I first made this plant-based meat bowl when I wanted a filling dinner that could be tailored to whatever veggies I had on hand. It quickly became a favorite during busy weeknights, and my friends love building their own bowls together.
Ingredients
- Plant-Based Protein: 400 g plant-based ground meat (soy, pea, or fava bean based), 1 tbsp olive oil
- Seasoning Blend: 2 cloves garlic, minced, 1 tsp smoked paprika, 1 tsp ground cumin, 1/2 tsp chili powder, 1/2 tsp ground coriander, 1/2 tsp salt, 1/4 tsp black pepper, 1 tbsp soy sauce (or tamari for gluten-free)
- Bowl Base & Toppings: 200 g cooked brown rice or quinoa, 1 large avocado (sliced), 1 medium carrot (julienned), 1 small cucumber (thinly sliced), 100 g red cabbage (shredded), 100 g cherry tomatoes (halved), 2 tbsp fresh cilantro (chopped), 1 lime (cut into wedges)

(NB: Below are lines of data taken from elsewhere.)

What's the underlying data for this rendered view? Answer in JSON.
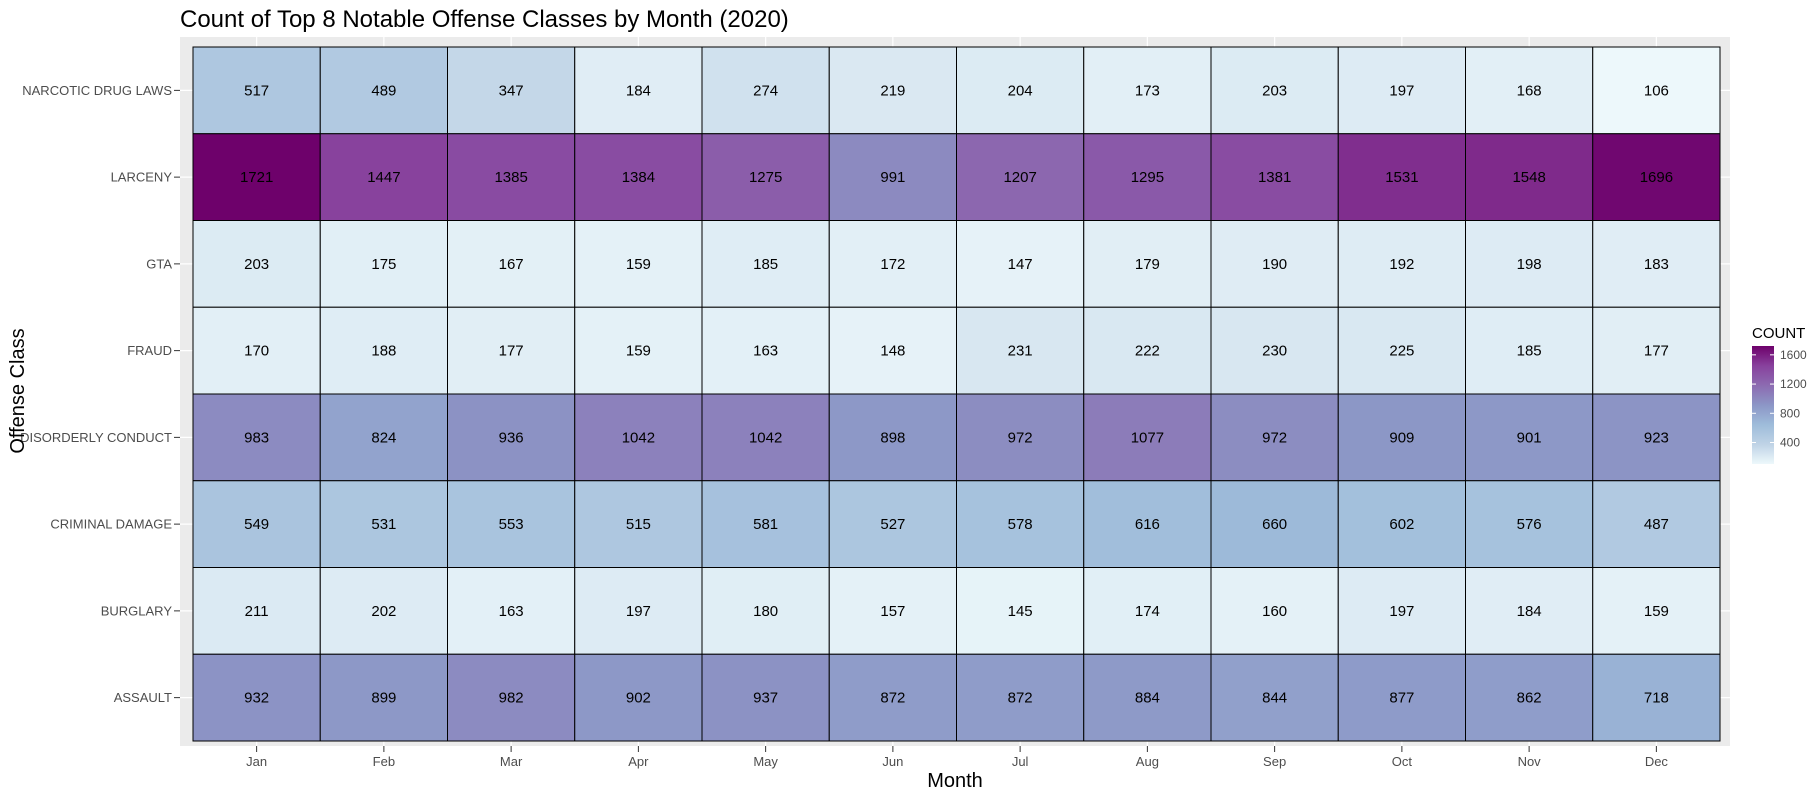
{
  "chart_data": {
    "type": "heatmap",
    "title": "Count of Top 8 Notable Offense Classes by Month (2020)",
    "xlabel": "Month",
    "ylabel": "Offense Class",
    "x_categories": [
      "Jan",
      "Feb",
      "Mar",
      "Apr",
      "May",
      "Jun",
      "Jul",
      "Aug",
      "Sep",
      "Oct",
      "Nov",
      "Dec"
    ],
    "y_categories": [
      "NARCOTIC DRUG LAWS",
      "LARCENY",
      "GTA",
      "FRAUD",
      "DISORDERLY CONDUCT",
      "CRIMINAL DAMAGE",
      "BURGLARY",
      "ASSAULT"
    ],
    "values": [
      [
        517,
        489,
        347,
        184,
        274,
        219,
        204,
        173,
        203,
        197,
        168,
        106
      ],
      [
        1721,
        1447,
        1385,
        1384,
        1275,
        991,
        1207,
        1295,
        1381,
        1531,
        1548,
        1696
      ],
      [
        203,
        175,
        167,
        159,
        185,
        172,
        147,
        179,
        190,
        192,
        198,
        183
      ],
      [
        170,
        188,
        177,
        159,
        163,
        148,
        231,
        222,
        230,
        225,
        185,
        177
      ],
      [
        983,
        824,
        936,
        1042,
        1042,
        898,
        972,
        1077,
        972,
        909,
        901,
        923
      ],
      [
        549,
        531,
        553,
        515,
        581,
        527,
        578,
        616,
        660,
        602,
        576,
        487
      ],
      [
        211,
        202,
        163,
        197,
        180,
        157,
        145,
        174,
        160,
        197,
        184,
        159
      ],
      [
        932,
        899,
        982,
        902,
        937,
        872,
        872,
        884,
        844,
        877,
        862,
        718
      ]
    ],
    "legend": {
      "title": "COUNT",
      "position": "right",
      "ticks": [
        400,
        800,
        1200,
        1600
      ],
      "range": [
        106,
        1721
      ],
      "palette": "BuPu",
      "colors": [
        "#edf8fb",
        "#bfd3e6",
        "#9ebcda",
        "#8c96c6",
        "#8c6bb1",
        "#88419d",
        "#6e016b"
      ]
    },
    "grid": true,
    "panel_background": "#ebebeb",
    "cell_border": "#000000"
  }
}
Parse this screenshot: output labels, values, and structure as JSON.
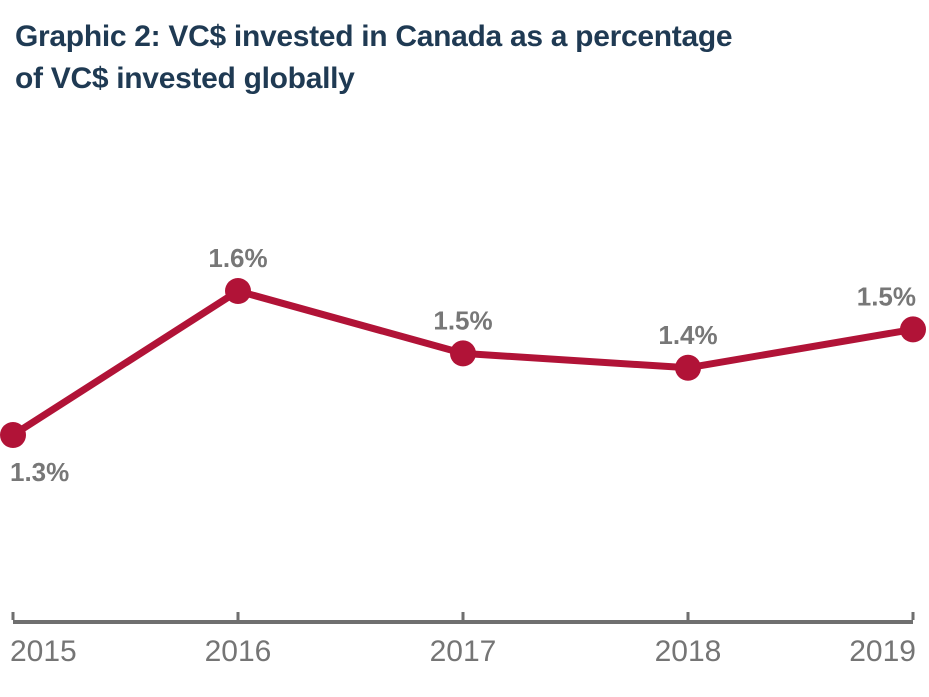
{
  "title": {
    "line1": "Graphic 2: VC$ invested in Canada as a percentage",
    "line2": "of VC$ invested globally"
  },
  "chart_data": {
    "type": "line",
    "title": "Graphic 2: VC$ invested in Canada as a percentage of VC$ invested globally",
    "x": [
      2015,
      2016,
      2017,
      2018,
      2019
    ],
    "values": [
      1.3,
      1.6,
      1.5,
      1.4,
      1.5
    ],
    "values_plotted_estimate": [
      1.3,
      1.6,
      1.47,
      1.44,
      1.52
    ],
    "point_labels": [
      "1.3%",
      "1.6%",
      "1.5%",
      "1.4%",
      "1.5%"
    ],
    "xlabel": "",
    "ylabel": "",
    "grid": false,
    "legend": false,
    "axis_range_note": "only x-axis drawn, no y-axis shown",
    "line_color": "#B11337",
    "marker_color": "#B11337",
    "point_label_color": "#777777",
    "year_label_color": "#757575",
    "axis_color": "#6F6F6F",
    "title_color": "#1F3A53"
  }
}
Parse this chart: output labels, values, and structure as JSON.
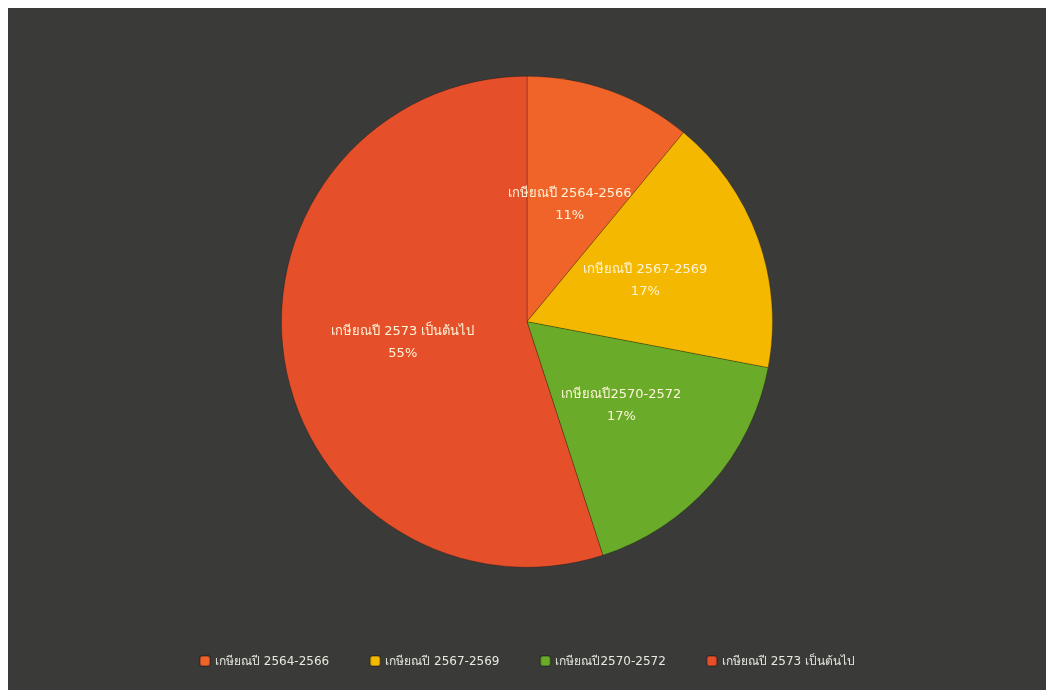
{
  "chart_data": {
    "type": "pie",
    "categories": [
      "เกษียณปี 2564-2566",
      "เกษียณปี 2567-2569",
      "เกษียณปี2570-2572",
      "เกษียณปี 2573 เป็นต้นไป"
    ],
    "values": [
      11,
      17,
      17,
      55
    ],
    "value_labels": [
      "11%",
      "17%",
      "17%",
      "55%"
    ],
    "colors": [
      "#f0642a",
      "#f5b800",
      "#6aac2a",
      "#e5502a"
    ],
    "legend": "bottom"
  }
}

- Sauce: 3 tbsp vegan mayonnaise, 1 tbsp sriracha, 1 tsp lime juice
Instructions
- Cook Plant-Based Meat:
- Heat olive oil in a large skillet over medium-high heat. Add plant-based ground meat and cook for 3–4 minutes, breaking it apart with a spatula.
- Add Seasonings:
- Add minced garlic, smoked paprika, cumin, chili powder, coriander, salt, and pepper. Sauté for 2–3 minutes until fragrant.
- Finish Protein:
- Stir in soy sauce and cook another 2 minutes. Remove from heat.
- Make the Sauce:
- In a small bowl, whisk together vegan mayonnaise, sriracha, and lime juice.
- Assemble Bowls:
- Divide cooked rice or quinoa among 4 bowls. Top each with seasoned plant-based meat.
- Add Toppings:
- Arrange avocado, carrot, cucumber, red cabbage, and cherry tomatoes around the protein.
- Drizzle Sauce & Serve:
- Drizzle spicy mayo sauce over bowls. Garnish with cilantro and lime wedges, then serve.
Pin it Our family enjoys building their own bowls and sharing creative topping combinations. This meal is now a staple during our weekly dinner nights.
Required Tools
Large skillet, spatula, cutting board, sharp knife, small mixing bowl, whisk
Nutritional Information
Per serving: Calories: 410, Total Fat: 19 g, Carbohydrates: 39 g, Protein: 23 g
Serving Suggestions
Pairs nicely with Sauvignon Blanc or iced green tea. Add toasted seeds for crunch or swap veggies based on what's in season.
Pin it This bowl is great for meal prep and lunchboxes. Enjoy the freshness and bold flavors any time of day.
Recipe FAQs
- → What plant-based proteins can I use?
Choose ground meat alternatives made from soy, pea, or fava beans. Select your favorite based on texture or taste.
- → How can I ensure bold flavor?
Use fresh garlic and a robust spice blend including smoked paprika, cumin, chili powder, and coriander for layered flavors.
- → Can the base be swapped for something lighter?
Yes, replace brown rice or quinoa with cauliflower rice for a lower-carb option without sacrificing volume or texture.
- → Are the vegetables customizable?
Certainly! Switch up avocado, carrot, cucumber, and tomatoes for seasonal favorites like bell peppers or edamame.
- → How spicy is the sauce?
The sauce gets a kick from sriracha. Reduce or skip sriracha for a milder, creamier drizzle based on preference.
- → How do I make this gluten-free?
Use tamari instead of regular soy sauce and check product labels to avoid hidden gluten or other allergens.